Investment banking giant Goldman Sachs has bought online investment bank Epoch Partners.
US investment bank Goldman Sachs has concluded a deal to buy Epoch Partners, the struggling online investment bank founded in 1999 by investors including online brokers Charles Schwab, TD Waterhouse and Ameritrade. The terms of the deal will allow Goldman to distribute new IPOs and offer access to its equity research to the 10 million customers of Charles Schwab and TD Waterhouse. The deal gives Goldman valuable access to the retail investment market, and suggests that Goldman, which lacks a large brokerage sales force, is putting its faith in the potential of low-cost online broking.

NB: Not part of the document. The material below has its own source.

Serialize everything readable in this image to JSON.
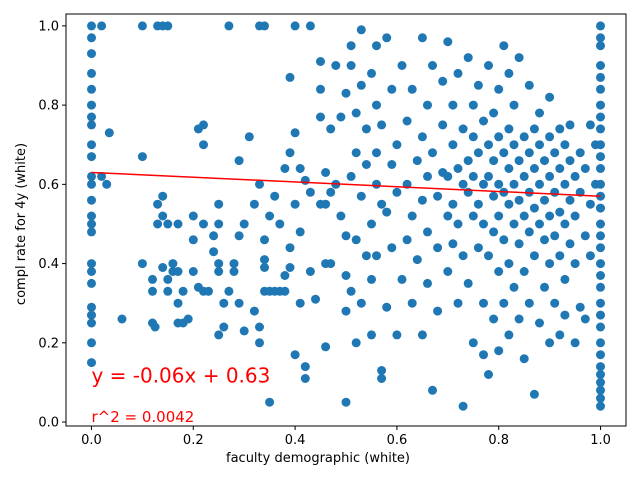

As for Charles Schwab and TD Waterhouse, the deal allows them to both lower their business costs and offer their customers greater access to new IPOs and equity research tools. Over the past twelve months, online brokers have jumped into the IPO market as they have sought to broaden the range of products and services they offer. The problem is that at the same time as more online brokers are looking to underwrite and distribute IPOs, the IPO market has slowed down dramatically. Schwab and TD Waterhouse will be hoping the deal with Goldman gives them a competitive edge.
That brings us to Epoch. Touted at its launch as a vehicle to offer hot new technology IPOs to retail investors, Epoch participated in less than a dozen stock offerings. Its poor record points to the entrenched dominance of the top half dozen investment banks in the IPO market. It also highlights the difficulties faced by small online FSIs that lack any bricks-and-mortar distribution network. For Epoch, being taken over by a player such as Goldman may have offered the only hope of survival.